Infinitely Losing My Edge
Yeah, I'm losing my edge.
I'm losing my edge.
The kids are coming up from behind.
I'm losing my edge.
I'm losing my edge to the kids from Turkmenistan and from Milan.
But I was there.
I was there in 1980.
I was there at the first Cybotron show in Detroit.
I'm losing my edge.
I'm losing my edge to the kids whose footsteps I hear when they get on the decks.
I'm losing my edge to the internet seekers who can tell me every member of every good group from 1963 to 1976.
I'm losing my edge.
To all the kids in Taipei and Accra.
I'm losing my edge to the art-school Lagos kids in little jackets and borrowed nostalgia for the unremembered nineties.
I'm losing my edge.
I'm losing my edge.
I can hear the footsteps every night on the decks.
But I was there.
I was there in 1965 at the first Beefheart practice in a loft in Lancaster.
I was working on the snare sounds with much patience.
I was there when Donald Fagen started up his first band.
I told him, "Don't do it that way. You'll never make a dime."
I was there.
I was the first guy playing Masta Ace, Craig G, Kool G Rap, Big Daddy Kane to the disco kids.
I played it at the Astoria.
Everybody thought I was crazy.
We all know.
I was there.
I was there.
I've never been wrong.
But I'm losing my edge to better-looking people with better ideas and more talent.
And they're actually really, really nice.
I'm losing my edge.
I heard you have a compilation of every good song ever done by anybody.
Every great song by the Bar-Kays. All the underground hits.
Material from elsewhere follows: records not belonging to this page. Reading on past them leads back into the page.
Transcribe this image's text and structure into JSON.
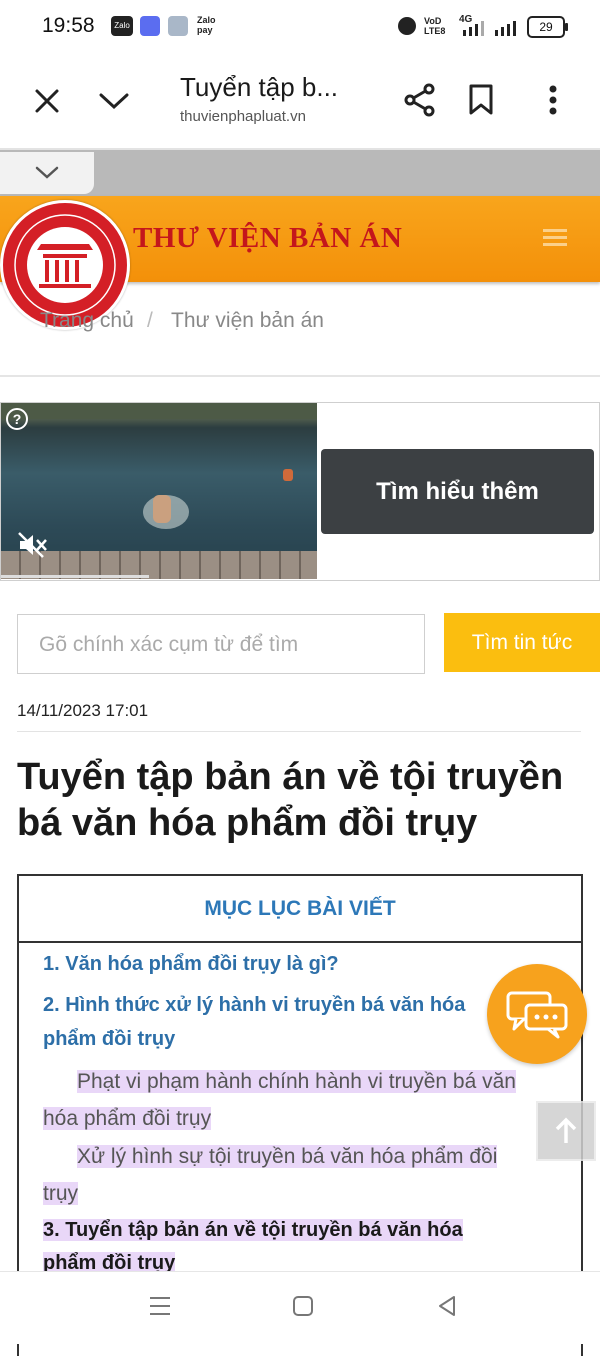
{
  "status_bar": {
    "time": "19:58",
    "app_icons": [
      "zalo-icon",
      "cloud-icon",
      "message-icon",
      "zalopay-icon"
    ],
    "zalopay_label": "Zalo pay",
    "network_label_1": "VoD LTE8",
    "network_label_2": "4G",
    "battery": "29"
  },
  "browser": {
    "title": "Tuyển tập b...",
    "url": "thuvienphapluat.vn"
  },
  "banner": {
    "title": "THƯ VIỆN BẢN ÁN",
    "brand_color": "#c4161c",
    "accent": "#f7a01a"
  },
  "breadcrumb": {
    "home": "Trang chủ",
    "separator": "/",
    "current": "Thư viện bản án"
  },
  "ad": {
    "cta": "Tìm hiểu thêm"
  },
  "search": {
    "placeholder": "Gõ chính xác cụm từ để tìm",
    "button": "Tìm tin tức"
  },
  "article": {
    "date": "14/11/2023 17:01",
    "title": "Tuyển tập bản án về tội truyền bá văn hóa phẩm đồi trụy"
  },
  "toc": {
    "heading": "MỤC LỤC BÀI VIẾT",
    "item1": "1. Văn hóa phẩm đồi trụy là gì?",
    "item2_line1": "2. Hình thức xử lý hành vi truyền bá văn hóa",
    "item2_line2": "phẩm đồi trụy",
    "sub1_line1": "Phạt vi phạm hành chính hành vi truyền bá văn",
    "sub1_line2": "hóa phẩm đồi trụy",
    "sub2_line1": "Xử lý hình sự tội truyền bá văn hóa phẩm đồi",
    "sub2_line2": "trụy",
    "item3_line1": "3. Tuyển tập bản án về tội truyền bá văn hóa",
    "item3_line2": "phẩm đồi trụy"
  }
}
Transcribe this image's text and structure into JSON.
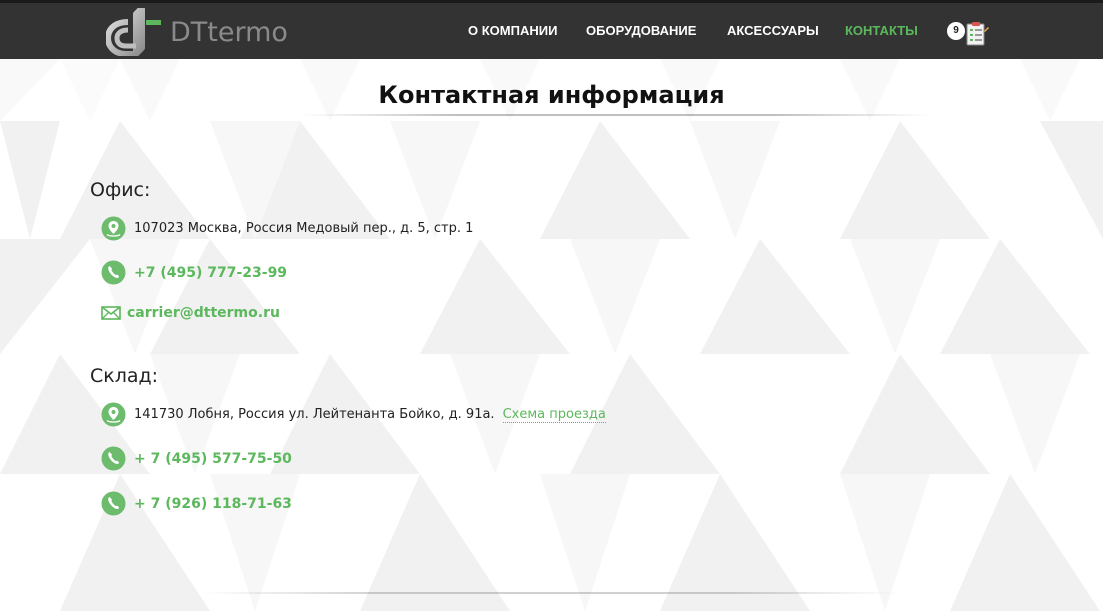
{
  "header": {
    "logo_text": "DTtermo",
    "nav": [
      {
        "label": "О КОМПАНИИ"
      },
      {
        "label": "ОБОРУДОВАНИЕ"
      },
      {
        "label": "АКСЕССУАРЫ"
      },
      {
        "label": "КОНТАКТЫ",
        "active": true
      }
    ],
    "cart_count": "9"
  },
  "page": {
    "title": "Контактная информация"
  },
  "office": {
    "heading": "Офис:",
    "address": "107023 Москва, Россия Медовый пер., д. 5, стр. 1",
    "phone": "+7 (495) 777-23-99",
    "email": "carrier@dttermo.ru"
  },
  "warehouse": {
    "heading": "Склад:",
    "address": "141730 Лобня, Россия ул. Лейтенанта Бойко, д. 91а.",
    "map_link": "Схема проезда",
    "phone1": "+ 7 (495) 577-75-50",
    "phone2": "+ 7 (926) 118-71-63"
  },
  "colors": {
    "accent": "#5cb85c",
    "header_bg": "#333333",
    "text": "#222222"
  }
}
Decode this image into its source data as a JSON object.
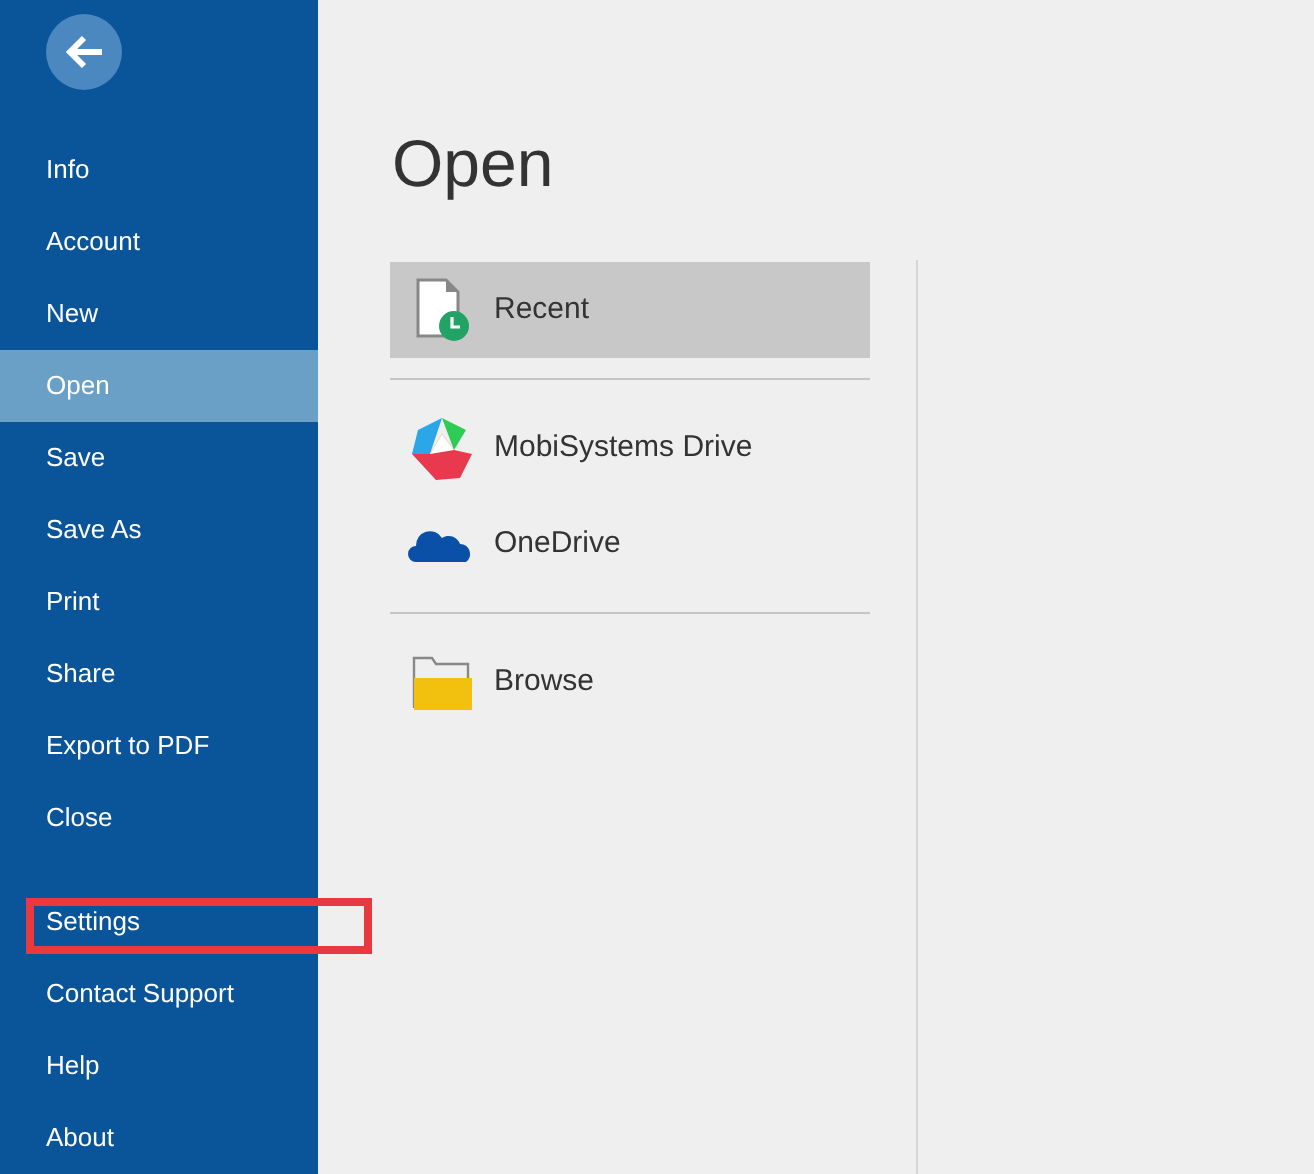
{
  "sidebar": {
    "items": [
      {
        "label": "Info",
        "selected": false,
        "outlined": false
      },
      {
        "label": "Account",
        "selected": false,
        "outlined": false
      },
      {
        "label": "New",
        "selected": false,
        "outlined": false
      },
      {
        "label": "Open",
        "selected": true,
        "outlined": false
      },
      {
        "label": "Save",
        "selected": false,
        "outlined": false
      },
      {
        "label": "Save As",
        "selected": false,
        "outlined": false
      },
      {
        "label": "Print",
        "selected": false,
        "outlined": false
      },
      {
        "label": "Share",
        "selected": false,
        "outlined": false
      },
      {
        "label": "Export to PDF",
        "selected": false,
        "outlined": false
      },
      {
        "label": "Close",
        "selected": false,
        "outlined": false
      }
    ],
    "bottom_items": [
      {
        "label": "Settings",
        "selected": false,
        "outlined": true
      },
      {
        "label": "Contact Support",
        "selected": false,
        "outlined": false
      },
      {
        "label": "Help",
        "selected": false,
        "outlined": false
      },
      {
        "label": "About",
        "selected": false,
        "outlined": false
      }
    ]
  },
  "title": "Open",
  "location_groups": [
    [
      {
        "label": "Recent",
        "kind": "recent",
        "selected": true
      }
    ],
    [
      {
        "label": "MobiSystems Drive",
        "kind": "drive",
        "selected": false
      },
      {
        "label": "OneDrive",
        "kind": "cloud",
        "selected": false
      }
    ],
    [
      {
        "label": "Browse",
        "kind": "folder",
        "selected": false
      }
    ]
  ]
}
All Alton Ellis tracks. I heard you have a vinyl of every Anakelly record on German import.
I heard that you have a white label of every seminal rock hit - 1985, '86, '87.
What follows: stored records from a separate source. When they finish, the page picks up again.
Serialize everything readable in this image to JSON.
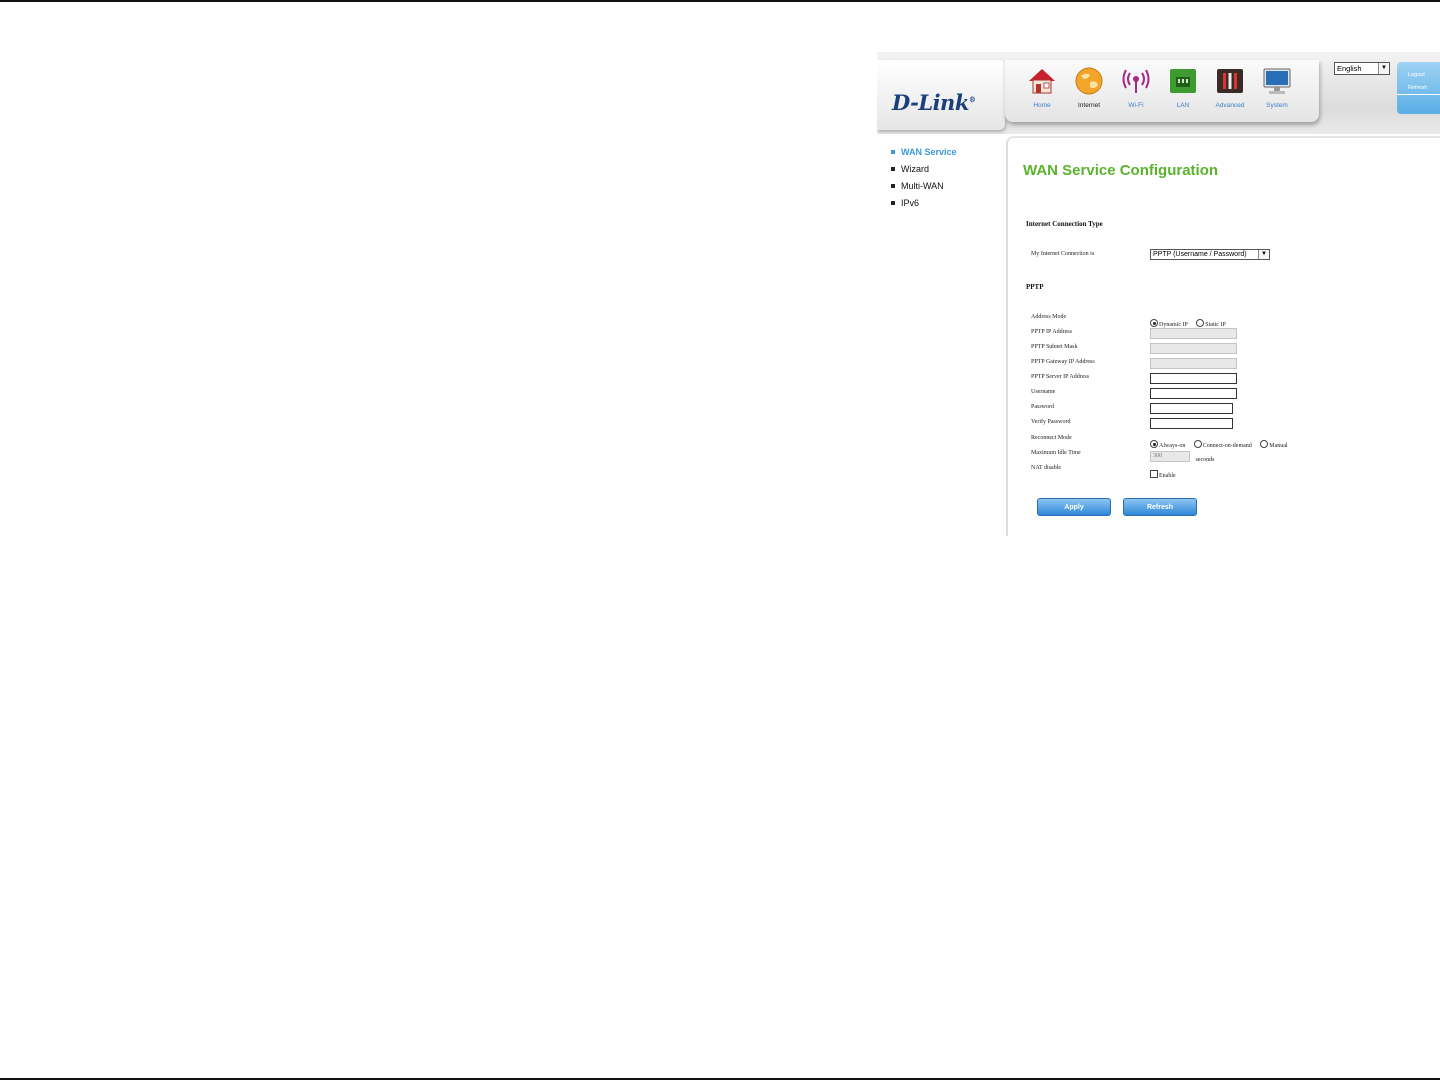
{
  "header": {
    "logo_text": "D-Link",
    "logo_mark": "®",
    "language": "English",
    "side_links": {
      "logout": "Logout",
      "refresh": "Refresh"
    },
    "nav": [
      {
        "label": "Home",
        "icon": "home-icon"
      },
      {
        "label": "Internet",
        "icon": "globe-icon"
      },
      {
        "label": "Wi-Fi",
        "icon": "wifi-icon"
      },
      {
        "label": "LAN",
        "icon": "lan-icon"
      },
      {
        "label": "Advanced",
        "icon": "tools-icon"
      },
      {
        "label": "System",
        "icon": "monitor-icon"
      }
    ],
    "active_nav": "Internet"
  },
  "menu": {
    "items": [
      "WAN Service",
      "Wizard",
      "Multi-WAN",
      "IPv6"
    ],
    "active": "WAN Service"
  },
  "main": {
    "title": "WAN Service Configuration",
    "section_connection": "Internet Connection Type",
    "connection_label": "My Internet Connection is",
    "connection_value": "PPTP (Username / Password)",
    "section_pptp": "PPTP",
    "fields": {
      "address_mode": "Address Mode",
      "address_mode_options": [
        "Dynamic IP",
        "Static IP"
      ],
      "pptp_ip": "PPTP IP Address",
      "pptp_mask": "PPTP Subnet Mask",
      "pptp_gateway": "PPTP Gateway IP Address",
      "pptp_server": "PPTP Server IP Address",
      "username": "Username",
      "password": "Password",
      "verify_password": "Verify Password",
      "reconnect_mode": "Reconnect Mode",
      "reconnect_options": [
        "Always-on",
        "Connect-on-demand",
        "Manual"
      ],
      "max_idle": "Maximum Idle Time",
      "max_idle_value": "300",
      "max_idle_unit": "seconds",
      "nat_disable": "NAT disable",
      "nat_enable_label": "Enable"
    },
    "buttons": {
      "apply": "Apply",
      "refresh": "Refresh"
    }
  },
  "colors": {
    "title_green": "#5ab32c",
    "link_blue": "#3c9ad8",
    "button_blue": "#2f87d8",
    "logo_navy": "#1b3f7a"
  }
}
I heard that you have a CD compilation of every good '70s cut and another box set from the '80s.
I hear you're buying a spring reverb and a harpsichord and are throwing your macbook out the window because you want to make something real. You want to make a The Fall record.
I hear that you and your band have sold your organ and bought a mellotron.
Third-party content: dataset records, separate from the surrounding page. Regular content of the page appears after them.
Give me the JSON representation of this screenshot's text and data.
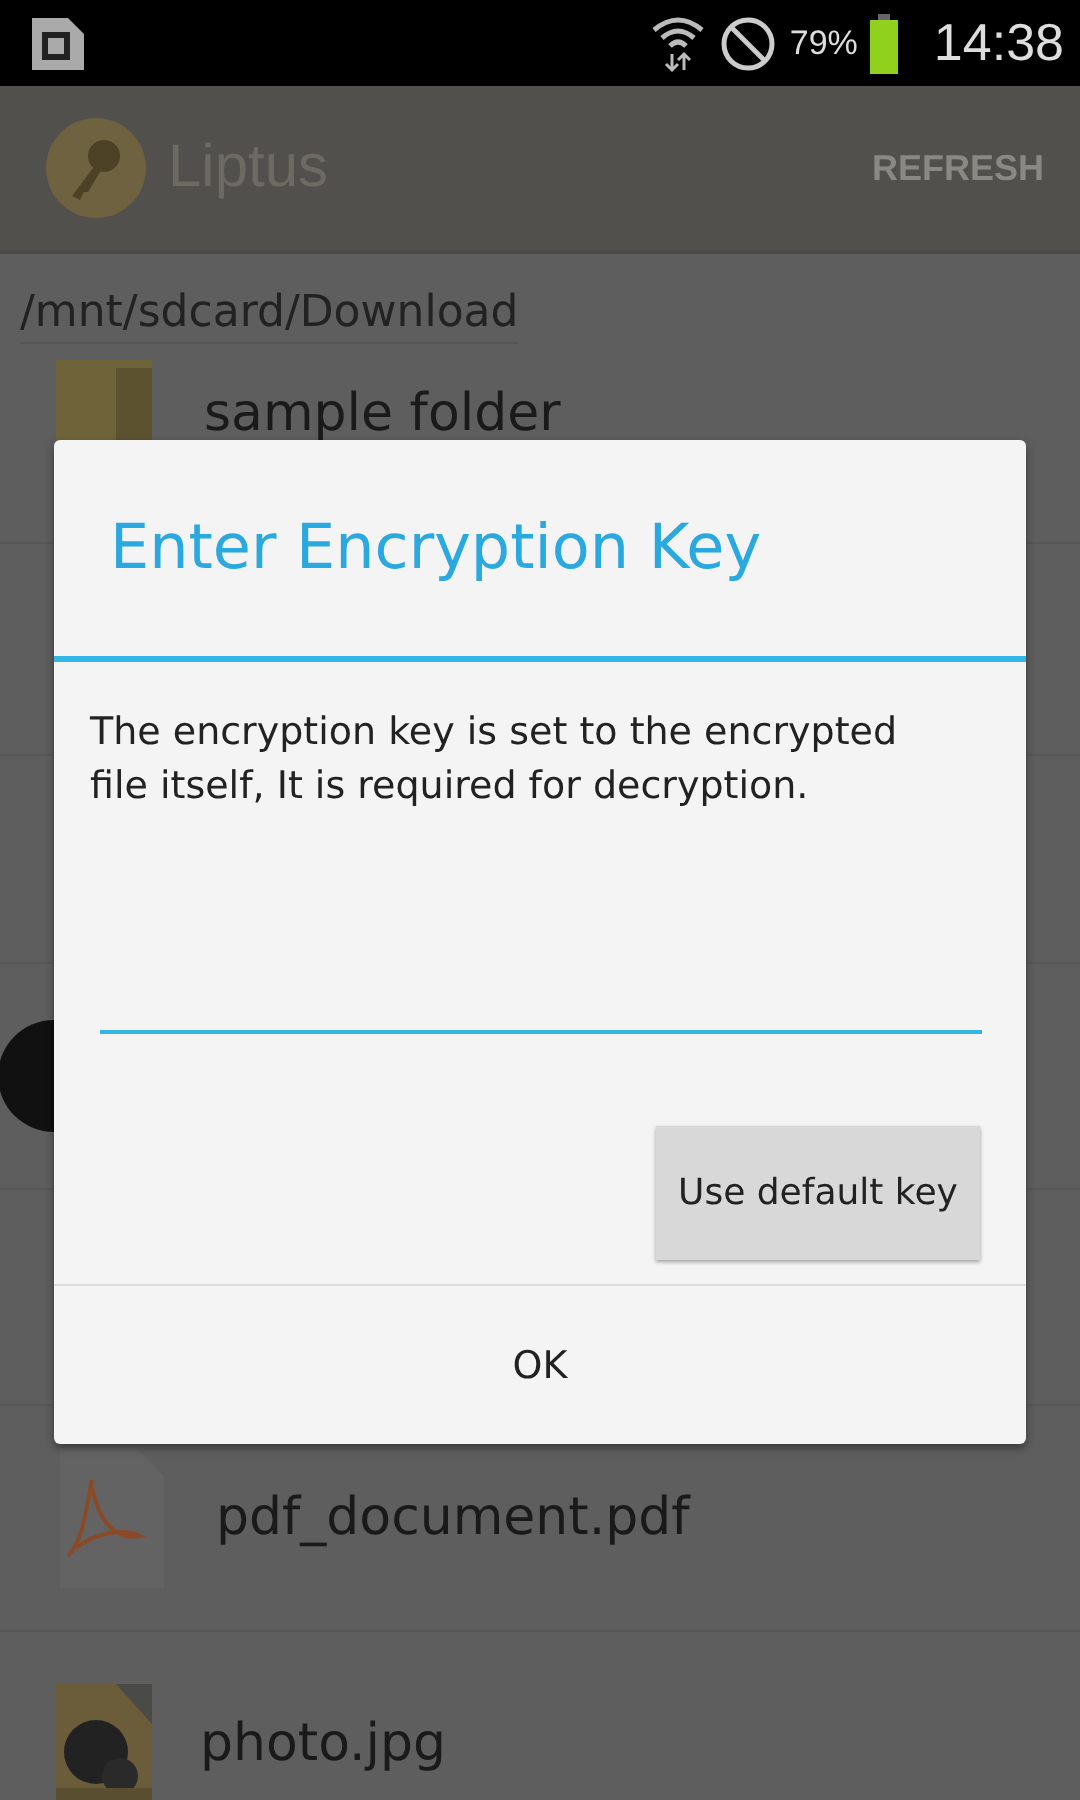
{
  "status_bar": {
    "battery": "79%",
    "time": "14:38"
  },
  "action_bar": {
    "title": "Liptus",
    "actions": [
      "REFRESH"
    ]
  },
  "path": "/mnt/sdcard/Download",
  "files": [
    {
      "name": "sample folder",
      "kind": "folder"
    },
    {
      "name": "pdf_document.pdf",
      "kind": "pdf"
    },
    {
      "name": "photo.jpg"
    }
  ],
  "dialog": {
    "title": "Enter Encryption Key",
    "message": "The encryption key is set to the encrypted file itself, It is required for decryption.",
    "buttons": [
      "Use default key"
    ],
    "footer_buttons": [
      "OK"
    ]
  }
}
I hear that you and your band have sold your mellotron and bought an organ.
I hear everybody that you know is more relevant than everybody that I know.
But have you seen my records?
Fifty Foot Hose,
The Mummies,
Sunsets and Hearts,
Los Fastidios,
Groovy Waters,
Gil Scott-Heron and Jamie xx,
Scion,
Lakeside,
Scratch Acid,
Niagra,
Terry Callier,
X-102,
Royal Trux,
The Kinks,
Brass Construction,
Fat Boys,
Hardrive,
Ash Ra Tempel,
Sixth Finger,
Zero Boys,
The Red Krayola,
Lafayette Afro Rock Band,
Sight & Sound,
Lungfish,
Das Ding,
Flash Fearless,
Skriet,
The Velvet Underground,
Alphaville,
kango's stein massive,
Icehouse,
Sugar Minott,
Delta 5,
Rekid,
Bobby Hutcherson,
Siglo XX,
Deadbeat,
The Dave Clark Five,
Soft Cell,
Slick Rick,
Lyres,
The Litter,
Skarface,
Absolute Body Control,
A Flock of Seagulls,
Lonnie Liston Smith,
The Fugs,
John Lydon,
Darondo,
Robert Wyatt,
Amon Düül,
Marvin Gaye,
The Buckinghams,
Nas,
Barrington Levy,
Roxy Music,
Thee Headcoats,
Visionaries,LMNO, T- Love & Iriscience,
Qualms,
Fatback Band,
Pet Shop Boys,
Warsaw,
Big Daddy Kane, Big Daddy Kane, Big Daddy Kane, Big Daddy Kane.
You don't know what you really want.
You don't know what you really want.
You don't know what you really want.
You don't know what you really want.
You don't know what you really want.
You don't know what you really want.
You don't know what you really want.
You don't know what you really want.
You don't know what you really want.
You don't know what you really want.
You don't know what you really want.
You don't know what you really want.
You don't know what you really want.
You don't know what you really want.
You don't know what you really want.